Stefen Tchamche

Personal information
- Full name: Stefen Erwan Tchamche
- Date of birth: 8 January 2006 (age 20)
- Place of birth: Hørning, Denmark
- Position: Forward

Team information
- Current team: AGF
- Number: 27

Youth career
- Hørning IF
- 0000–2022: IF Lyseng
- 2022–2025: AGF

Senior career*
- Years: Team / Apps / (Gls)
- 2025–: AGF / 13 / (1)

International career^{‡}
- 2025–: Denmark U19 / 2 / (0)

= Stefen Tchamche =

Danish footballer (born 2006)

Stefen Erwan Tchamche (born 8 January 2006) is a Danish professional footballer who plays as a forward for Danish Superliga club AGF.

==Career==
===AGF===
Tchamche grew up in Hørning, a town located in Skanderborg Municipality, and started playing football in the local club Hørning IF, later joining IF Lyseng, before moving to AGF in 2022.

In April 2025, following a strong season with the club's U-19 team, AGF confirmed that the parties had agreed on a contract extension until June 2027, which would take effect from 1 July 2025. In the pre-season ahead of the 2025–26 season, 19-year-old Tchamche made his mark on the club's first team, which is why, just one week into his contract period, he had it replaced with a new one until June 2029 and was permanently moved up to the first-team squad.

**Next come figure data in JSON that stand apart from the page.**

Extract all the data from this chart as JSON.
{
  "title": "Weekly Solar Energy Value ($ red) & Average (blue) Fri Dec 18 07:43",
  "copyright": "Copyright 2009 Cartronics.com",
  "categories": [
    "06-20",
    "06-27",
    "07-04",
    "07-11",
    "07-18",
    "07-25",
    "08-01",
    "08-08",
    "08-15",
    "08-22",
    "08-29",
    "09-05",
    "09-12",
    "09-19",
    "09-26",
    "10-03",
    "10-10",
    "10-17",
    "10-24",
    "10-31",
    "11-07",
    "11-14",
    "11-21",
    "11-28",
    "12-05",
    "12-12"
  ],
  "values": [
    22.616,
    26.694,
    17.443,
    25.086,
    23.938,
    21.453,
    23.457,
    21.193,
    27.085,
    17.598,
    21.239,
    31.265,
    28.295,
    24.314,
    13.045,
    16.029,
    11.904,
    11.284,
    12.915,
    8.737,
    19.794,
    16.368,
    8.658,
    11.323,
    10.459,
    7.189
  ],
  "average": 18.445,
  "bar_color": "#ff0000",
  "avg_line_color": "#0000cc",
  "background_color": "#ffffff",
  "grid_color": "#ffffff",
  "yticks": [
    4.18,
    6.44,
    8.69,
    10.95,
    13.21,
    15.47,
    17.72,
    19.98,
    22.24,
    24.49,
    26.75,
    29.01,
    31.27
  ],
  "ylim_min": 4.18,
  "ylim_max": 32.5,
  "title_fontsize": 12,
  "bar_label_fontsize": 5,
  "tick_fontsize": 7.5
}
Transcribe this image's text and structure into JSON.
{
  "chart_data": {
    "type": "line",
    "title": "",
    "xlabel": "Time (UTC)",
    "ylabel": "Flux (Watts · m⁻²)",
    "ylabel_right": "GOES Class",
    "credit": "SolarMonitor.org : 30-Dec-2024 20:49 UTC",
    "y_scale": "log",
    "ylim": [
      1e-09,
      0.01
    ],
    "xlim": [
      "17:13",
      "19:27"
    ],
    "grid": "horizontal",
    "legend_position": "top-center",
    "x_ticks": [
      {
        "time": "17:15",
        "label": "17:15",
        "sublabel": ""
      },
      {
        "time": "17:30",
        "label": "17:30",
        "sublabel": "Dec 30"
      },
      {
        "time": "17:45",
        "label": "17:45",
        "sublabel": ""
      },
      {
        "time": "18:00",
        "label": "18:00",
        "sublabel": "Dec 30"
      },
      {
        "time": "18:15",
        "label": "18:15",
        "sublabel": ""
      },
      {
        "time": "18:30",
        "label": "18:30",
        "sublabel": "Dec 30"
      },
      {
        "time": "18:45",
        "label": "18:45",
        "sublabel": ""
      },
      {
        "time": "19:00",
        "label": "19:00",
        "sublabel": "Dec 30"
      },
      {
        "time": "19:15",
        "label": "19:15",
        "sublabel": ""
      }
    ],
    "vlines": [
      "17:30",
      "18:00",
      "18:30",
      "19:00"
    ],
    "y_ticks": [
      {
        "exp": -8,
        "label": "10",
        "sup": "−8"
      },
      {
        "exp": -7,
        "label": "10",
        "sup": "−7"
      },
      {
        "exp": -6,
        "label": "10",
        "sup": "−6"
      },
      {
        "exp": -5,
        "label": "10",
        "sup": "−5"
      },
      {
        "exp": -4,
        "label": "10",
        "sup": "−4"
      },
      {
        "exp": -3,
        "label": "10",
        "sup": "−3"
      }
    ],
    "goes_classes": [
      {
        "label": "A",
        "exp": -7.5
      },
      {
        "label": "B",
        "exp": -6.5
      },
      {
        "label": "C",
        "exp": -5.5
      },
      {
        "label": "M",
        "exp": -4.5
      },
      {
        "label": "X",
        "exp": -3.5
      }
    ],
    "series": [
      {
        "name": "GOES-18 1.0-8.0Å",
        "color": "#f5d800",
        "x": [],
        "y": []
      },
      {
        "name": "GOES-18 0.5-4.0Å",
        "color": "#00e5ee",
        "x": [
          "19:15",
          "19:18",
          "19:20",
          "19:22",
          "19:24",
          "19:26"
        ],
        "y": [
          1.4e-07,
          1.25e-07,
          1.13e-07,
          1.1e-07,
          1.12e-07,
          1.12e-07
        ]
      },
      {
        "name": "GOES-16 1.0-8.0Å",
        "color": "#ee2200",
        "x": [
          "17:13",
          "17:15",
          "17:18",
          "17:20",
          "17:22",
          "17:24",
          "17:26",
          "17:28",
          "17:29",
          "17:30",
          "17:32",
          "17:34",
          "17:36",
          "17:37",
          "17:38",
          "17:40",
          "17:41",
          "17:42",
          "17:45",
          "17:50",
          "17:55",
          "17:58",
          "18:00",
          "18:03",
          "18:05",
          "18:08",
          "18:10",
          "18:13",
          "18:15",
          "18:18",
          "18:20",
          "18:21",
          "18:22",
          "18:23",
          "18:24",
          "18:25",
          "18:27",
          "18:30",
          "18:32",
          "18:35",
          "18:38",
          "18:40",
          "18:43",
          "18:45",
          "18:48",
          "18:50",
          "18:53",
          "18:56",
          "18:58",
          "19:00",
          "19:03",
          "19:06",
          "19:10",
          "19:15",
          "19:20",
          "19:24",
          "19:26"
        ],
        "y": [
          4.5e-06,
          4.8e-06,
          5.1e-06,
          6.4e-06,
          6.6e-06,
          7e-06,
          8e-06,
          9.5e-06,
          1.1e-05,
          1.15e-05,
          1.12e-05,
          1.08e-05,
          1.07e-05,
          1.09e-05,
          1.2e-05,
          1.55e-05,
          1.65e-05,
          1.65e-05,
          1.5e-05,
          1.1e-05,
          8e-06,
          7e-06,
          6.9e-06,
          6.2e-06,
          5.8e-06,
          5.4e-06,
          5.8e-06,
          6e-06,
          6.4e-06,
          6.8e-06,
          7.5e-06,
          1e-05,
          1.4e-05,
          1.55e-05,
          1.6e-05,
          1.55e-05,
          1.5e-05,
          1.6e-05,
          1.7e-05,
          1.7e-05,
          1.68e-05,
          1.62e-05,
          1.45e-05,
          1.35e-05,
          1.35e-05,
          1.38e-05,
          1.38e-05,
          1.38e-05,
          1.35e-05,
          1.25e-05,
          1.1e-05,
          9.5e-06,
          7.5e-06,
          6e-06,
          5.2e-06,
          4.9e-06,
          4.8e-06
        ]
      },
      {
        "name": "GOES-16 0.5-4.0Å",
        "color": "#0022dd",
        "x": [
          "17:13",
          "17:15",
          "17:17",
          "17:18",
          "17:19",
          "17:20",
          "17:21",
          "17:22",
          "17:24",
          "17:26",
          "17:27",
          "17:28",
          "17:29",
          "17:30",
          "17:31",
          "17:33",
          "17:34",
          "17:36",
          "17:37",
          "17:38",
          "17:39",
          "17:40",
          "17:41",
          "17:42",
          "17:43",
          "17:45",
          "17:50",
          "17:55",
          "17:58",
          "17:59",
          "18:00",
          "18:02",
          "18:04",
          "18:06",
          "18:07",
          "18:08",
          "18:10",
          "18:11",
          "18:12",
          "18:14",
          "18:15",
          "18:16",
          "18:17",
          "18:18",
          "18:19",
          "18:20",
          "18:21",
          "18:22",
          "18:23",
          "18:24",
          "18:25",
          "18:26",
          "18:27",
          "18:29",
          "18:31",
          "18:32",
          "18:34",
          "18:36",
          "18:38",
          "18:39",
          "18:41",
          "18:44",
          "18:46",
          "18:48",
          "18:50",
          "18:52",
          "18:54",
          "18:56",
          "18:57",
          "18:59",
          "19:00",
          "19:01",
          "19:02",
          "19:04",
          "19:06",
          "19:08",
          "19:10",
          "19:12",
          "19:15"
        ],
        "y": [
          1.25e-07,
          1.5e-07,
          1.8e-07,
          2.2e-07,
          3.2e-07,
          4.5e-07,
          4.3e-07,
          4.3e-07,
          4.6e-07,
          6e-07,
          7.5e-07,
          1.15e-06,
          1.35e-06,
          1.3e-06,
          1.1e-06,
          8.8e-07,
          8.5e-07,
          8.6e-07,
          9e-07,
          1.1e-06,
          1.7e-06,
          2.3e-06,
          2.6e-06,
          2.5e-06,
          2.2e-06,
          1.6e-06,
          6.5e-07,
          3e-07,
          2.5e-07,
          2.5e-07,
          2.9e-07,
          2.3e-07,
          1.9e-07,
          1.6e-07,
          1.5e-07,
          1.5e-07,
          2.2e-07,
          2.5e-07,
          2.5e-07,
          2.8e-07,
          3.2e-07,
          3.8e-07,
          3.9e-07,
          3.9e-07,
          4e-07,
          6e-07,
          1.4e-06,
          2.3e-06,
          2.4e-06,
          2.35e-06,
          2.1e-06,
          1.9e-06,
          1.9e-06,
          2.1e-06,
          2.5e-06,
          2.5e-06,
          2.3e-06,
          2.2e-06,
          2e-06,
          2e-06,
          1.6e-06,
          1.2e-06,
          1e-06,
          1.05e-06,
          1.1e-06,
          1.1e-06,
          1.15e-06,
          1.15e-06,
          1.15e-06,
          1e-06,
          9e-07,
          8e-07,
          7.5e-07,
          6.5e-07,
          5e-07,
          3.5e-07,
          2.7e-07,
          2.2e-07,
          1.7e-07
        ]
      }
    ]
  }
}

Just a few days after the contract extension, Tchamche came off the bench in a friendly match against the Dutch giants Ajax and scored, making the final score 1–1. On 20 July 2025, Tchamche also made his official debut for AGF when he came on with about fifteen minutes left in the club's first match of the 2025–26 Danish Superliga season, a 1–1 draw against Sønderjyske. He scored his first senior goal in a 3–3 draw against Brøndby IF, where he scored the equalising goal in the 91st minute. That season he won the Danish Championship with the club, the first in 40 years.